In layman’s terms, the Stimulus is needed for the simple reason that with the failure of the financial system, businesses and consumers were less willing (uncertainty) and less able (banks failures and failure to provide credit) to produce and spend in the economy implying that companies sold less goods and services than usual and so the companies had to lay out workers who in turn bought less and so the cycle goes (and this might just as well have led to a depression).

What the stimulus is meant to do, and is doing, is to incite and give businesses and consumers the confidence to keep on producing and spending respectively for the upcoming spending in the economy it is to generate exponentially. Initially by giving tax breaks, benefits, spending to maintain teaching and social services jobs and then spending on stimulus projects contracts given to companies which are then encouraged not to lay off workers. All these with the consequent multiplier effect in the economy.

Companies and consumers effectively bought to this idea once the Stimulus bill was enacted and kept on producing and consuming respectively in anticipation that upcoming Stimulus spending will maintain a stable economic environment from which recovery is possible. Hence the reason why the stock market and consumer and business confidence started rising.
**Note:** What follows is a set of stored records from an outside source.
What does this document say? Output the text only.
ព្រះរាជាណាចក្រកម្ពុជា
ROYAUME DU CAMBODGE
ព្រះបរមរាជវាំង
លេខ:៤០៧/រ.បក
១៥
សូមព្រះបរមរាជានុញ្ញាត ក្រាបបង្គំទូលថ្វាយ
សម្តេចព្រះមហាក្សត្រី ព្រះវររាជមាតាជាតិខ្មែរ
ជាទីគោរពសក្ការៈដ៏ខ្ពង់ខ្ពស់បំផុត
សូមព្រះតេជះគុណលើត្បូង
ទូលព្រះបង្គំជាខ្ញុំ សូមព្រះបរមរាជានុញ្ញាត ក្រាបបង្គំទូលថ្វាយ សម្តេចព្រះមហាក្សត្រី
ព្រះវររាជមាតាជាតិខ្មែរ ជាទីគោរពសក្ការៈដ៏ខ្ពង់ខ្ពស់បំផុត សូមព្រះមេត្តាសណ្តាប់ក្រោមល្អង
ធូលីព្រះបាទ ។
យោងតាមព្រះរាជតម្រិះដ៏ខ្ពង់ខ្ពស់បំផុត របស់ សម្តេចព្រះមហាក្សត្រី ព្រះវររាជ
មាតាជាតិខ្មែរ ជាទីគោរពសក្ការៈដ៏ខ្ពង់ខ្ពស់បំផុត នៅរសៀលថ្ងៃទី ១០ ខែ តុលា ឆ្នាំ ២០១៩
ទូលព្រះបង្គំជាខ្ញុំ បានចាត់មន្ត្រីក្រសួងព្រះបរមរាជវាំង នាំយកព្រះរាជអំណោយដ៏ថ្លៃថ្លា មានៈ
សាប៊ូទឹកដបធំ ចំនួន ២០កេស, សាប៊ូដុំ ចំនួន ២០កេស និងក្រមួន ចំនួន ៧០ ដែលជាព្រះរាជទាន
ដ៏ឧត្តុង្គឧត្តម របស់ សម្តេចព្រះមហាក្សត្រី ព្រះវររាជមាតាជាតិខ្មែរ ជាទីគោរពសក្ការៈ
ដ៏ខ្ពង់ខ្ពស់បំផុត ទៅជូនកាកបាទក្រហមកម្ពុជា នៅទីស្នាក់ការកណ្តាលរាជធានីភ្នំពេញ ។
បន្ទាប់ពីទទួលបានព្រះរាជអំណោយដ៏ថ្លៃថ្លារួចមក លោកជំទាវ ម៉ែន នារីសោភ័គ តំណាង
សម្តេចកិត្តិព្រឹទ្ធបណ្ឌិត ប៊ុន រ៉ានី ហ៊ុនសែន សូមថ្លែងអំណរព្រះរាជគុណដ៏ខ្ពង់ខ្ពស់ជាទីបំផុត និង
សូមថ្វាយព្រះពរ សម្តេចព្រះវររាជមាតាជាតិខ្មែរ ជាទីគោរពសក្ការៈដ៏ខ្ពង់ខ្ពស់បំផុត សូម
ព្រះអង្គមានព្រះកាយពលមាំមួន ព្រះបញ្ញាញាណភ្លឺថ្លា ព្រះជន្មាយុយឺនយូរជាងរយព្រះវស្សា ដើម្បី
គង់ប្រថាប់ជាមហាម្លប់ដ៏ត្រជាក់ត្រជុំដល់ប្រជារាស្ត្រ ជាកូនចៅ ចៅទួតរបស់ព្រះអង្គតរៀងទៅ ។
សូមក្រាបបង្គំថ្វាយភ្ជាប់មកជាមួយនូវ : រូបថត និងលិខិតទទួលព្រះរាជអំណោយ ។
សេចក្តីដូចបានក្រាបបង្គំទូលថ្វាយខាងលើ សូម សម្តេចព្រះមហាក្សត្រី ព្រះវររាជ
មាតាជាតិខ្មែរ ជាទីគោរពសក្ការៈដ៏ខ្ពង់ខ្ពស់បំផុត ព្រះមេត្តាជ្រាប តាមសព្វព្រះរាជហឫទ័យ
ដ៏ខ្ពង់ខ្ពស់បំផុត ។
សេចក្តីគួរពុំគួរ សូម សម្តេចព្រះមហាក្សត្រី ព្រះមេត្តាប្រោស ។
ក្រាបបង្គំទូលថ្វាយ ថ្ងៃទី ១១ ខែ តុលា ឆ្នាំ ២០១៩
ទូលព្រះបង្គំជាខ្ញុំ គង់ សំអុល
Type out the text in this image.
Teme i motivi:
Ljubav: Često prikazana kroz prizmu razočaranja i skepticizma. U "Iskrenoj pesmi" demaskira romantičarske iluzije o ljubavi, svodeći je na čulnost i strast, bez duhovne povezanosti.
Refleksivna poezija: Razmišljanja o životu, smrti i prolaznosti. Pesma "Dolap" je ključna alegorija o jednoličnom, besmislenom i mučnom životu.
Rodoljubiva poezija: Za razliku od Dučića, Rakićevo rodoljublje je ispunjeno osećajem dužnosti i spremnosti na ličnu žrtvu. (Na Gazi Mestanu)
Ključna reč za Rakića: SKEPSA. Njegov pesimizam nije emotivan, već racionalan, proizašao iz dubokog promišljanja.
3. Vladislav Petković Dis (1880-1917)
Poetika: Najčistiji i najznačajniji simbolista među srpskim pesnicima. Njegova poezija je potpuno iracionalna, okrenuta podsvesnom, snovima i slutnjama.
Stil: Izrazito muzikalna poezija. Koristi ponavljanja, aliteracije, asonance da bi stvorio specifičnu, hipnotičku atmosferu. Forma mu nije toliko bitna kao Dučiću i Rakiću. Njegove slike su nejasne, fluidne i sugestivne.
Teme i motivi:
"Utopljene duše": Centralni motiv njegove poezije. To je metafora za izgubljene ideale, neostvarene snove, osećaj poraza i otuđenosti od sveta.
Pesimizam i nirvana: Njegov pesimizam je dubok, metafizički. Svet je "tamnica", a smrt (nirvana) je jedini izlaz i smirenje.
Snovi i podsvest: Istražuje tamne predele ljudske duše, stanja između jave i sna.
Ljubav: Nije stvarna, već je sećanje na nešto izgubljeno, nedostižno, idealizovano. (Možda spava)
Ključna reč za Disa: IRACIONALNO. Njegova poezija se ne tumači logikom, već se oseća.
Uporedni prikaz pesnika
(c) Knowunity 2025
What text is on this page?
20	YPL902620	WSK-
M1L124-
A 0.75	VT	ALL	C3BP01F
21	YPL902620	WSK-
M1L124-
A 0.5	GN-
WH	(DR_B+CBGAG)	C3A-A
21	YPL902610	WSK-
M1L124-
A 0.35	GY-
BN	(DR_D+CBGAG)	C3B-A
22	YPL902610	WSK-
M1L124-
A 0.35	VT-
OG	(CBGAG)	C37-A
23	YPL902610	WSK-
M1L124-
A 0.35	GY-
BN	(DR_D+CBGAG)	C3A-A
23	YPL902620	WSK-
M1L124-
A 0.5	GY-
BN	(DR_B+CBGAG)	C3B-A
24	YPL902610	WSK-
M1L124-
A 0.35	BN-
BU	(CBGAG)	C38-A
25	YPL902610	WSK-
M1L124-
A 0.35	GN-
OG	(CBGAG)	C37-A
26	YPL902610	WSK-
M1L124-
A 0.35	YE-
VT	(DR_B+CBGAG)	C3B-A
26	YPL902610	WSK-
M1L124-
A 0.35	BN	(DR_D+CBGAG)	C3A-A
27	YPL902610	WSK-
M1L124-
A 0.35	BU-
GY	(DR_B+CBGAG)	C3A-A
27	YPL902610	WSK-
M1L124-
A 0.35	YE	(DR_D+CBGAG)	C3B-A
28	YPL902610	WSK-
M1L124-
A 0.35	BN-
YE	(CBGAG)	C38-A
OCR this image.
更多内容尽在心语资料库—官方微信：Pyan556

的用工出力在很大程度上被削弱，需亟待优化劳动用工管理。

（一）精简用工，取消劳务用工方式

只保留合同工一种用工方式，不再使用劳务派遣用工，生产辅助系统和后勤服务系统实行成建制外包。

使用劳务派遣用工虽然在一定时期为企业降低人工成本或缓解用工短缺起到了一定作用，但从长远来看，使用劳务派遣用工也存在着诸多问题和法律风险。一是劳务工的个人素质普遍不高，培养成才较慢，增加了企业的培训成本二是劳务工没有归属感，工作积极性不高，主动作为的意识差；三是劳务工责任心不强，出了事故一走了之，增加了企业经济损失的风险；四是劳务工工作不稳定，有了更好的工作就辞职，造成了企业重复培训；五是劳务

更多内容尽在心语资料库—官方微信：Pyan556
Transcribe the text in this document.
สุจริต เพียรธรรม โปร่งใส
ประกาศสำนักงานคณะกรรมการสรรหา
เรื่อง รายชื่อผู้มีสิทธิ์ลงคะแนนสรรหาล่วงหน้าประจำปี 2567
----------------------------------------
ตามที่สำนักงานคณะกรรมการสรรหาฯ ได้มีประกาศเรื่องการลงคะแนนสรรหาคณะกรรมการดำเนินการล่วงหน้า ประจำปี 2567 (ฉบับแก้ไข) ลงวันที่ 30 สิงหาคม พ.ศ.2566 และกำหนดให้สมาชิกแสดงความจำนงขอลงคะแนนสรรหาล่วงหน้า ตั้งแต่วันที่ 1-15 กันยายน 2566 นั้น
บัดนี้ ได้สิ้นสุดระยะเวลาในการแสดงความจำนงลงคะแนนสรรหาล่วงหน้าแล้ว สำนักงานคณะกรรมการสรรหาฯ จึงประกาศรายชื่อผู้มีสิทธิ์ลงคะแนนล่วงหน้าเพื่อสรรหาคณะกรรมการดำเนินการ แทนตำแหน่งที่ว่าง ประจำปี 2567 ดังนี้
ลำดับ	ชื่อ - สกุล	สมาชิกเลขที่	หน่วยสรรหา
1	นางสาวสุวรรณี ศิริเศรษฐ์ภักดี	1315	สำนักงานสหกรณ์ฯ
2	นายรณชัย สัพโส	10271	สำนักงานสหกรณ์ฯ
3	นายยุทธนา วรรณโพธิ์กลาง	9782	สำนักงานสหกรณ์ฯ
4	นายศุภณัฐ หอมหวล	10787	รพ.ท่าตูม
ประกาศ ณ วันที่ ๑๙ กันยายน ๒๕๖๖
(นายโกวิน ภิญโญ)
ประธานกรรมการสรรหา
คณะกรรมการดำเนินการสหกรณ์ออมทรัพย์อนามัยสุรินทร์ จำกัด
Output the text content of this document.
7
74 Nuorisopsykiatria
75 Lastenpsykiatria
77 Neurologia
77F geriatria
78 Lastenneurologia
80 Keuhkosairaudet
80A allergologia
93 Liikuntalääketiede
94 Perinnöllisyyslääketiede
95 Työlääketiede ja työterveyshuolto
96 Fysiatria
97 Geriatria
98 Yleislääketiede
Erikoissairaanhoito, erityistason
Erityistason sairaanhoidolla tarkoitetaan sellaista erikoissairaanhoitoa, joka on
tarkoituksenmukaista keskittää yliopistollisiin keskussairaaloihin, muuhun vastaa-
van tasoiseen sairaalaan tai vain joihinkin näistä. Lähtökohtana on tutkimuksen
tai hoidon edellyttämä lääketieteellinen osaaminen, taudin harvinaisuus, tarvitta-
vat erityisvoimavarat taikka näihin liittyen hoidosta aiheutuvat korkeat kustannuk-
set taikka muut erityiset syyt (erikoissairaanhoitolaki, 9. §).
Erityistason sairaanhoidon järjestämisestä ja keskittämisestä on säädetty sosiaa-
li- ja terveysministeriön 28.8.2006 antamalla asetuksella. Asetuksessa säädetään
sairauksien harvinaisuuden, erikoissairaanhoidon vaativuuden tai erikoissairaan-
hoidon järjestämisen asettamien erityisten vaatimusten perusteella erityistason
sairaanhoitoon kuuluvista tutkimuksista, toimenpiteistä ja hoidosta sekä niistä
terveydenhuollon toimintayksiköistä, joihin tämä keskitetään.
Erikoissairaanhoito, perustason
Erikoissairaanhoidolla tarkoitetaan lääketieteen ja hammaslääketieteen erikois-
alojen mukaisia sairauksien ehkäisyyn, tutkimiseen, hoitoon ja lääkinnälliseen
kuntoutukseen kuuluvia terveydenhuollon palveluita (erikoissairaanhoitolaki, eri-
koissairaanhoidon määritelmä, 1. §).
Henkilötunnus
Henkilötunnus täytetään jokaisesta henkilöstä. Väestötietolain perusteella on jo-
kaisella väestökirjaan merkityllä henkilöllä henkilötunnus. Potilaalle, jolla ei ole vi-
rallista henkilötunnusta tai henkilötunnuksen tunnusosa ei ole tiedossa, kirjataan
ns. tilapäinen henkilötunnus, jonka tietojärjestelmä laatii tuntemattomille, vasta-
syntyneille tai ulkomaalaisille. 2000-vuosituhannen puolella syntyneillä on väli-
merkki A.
This effort was accompanied by the bank bailout and efforts to provide credit to consumers and companies.

It is effectively because the Stimulus Package is real, a commitment of 789 billion dollars by the US government for real economic projects, that consumers and businesses bought to the scheme and started acting in a positive manner in anticipation of its positive impact in the upcoming months (the Stimulus Package direct impact should enter in full force by the fourth quarter). In fact, many economists have even argued that the amount provided for the Stimulus should have been much more higher.

As a final note, I’ll argue that irrespective of party creed, it will seem to me that the criticism levied against the Stimulus is much more of a “political vogue” (and has nothing to do with “realistic” economics) naïvely taken up by the media which tend to operate on the basis of “two sides to any story” (not a criticism though). The milestone which any such critical arguments has to overcome is to answer the question: how could a depression be avoided and a recovery started following the failure of the financial system?

@Aluceo: Thank you for that cut and paste job of talking points from the Democrat party.

But it doesn’t alter the FACT that Obama’s economic projections are hopelessly flawed and we can’t believe a word he says.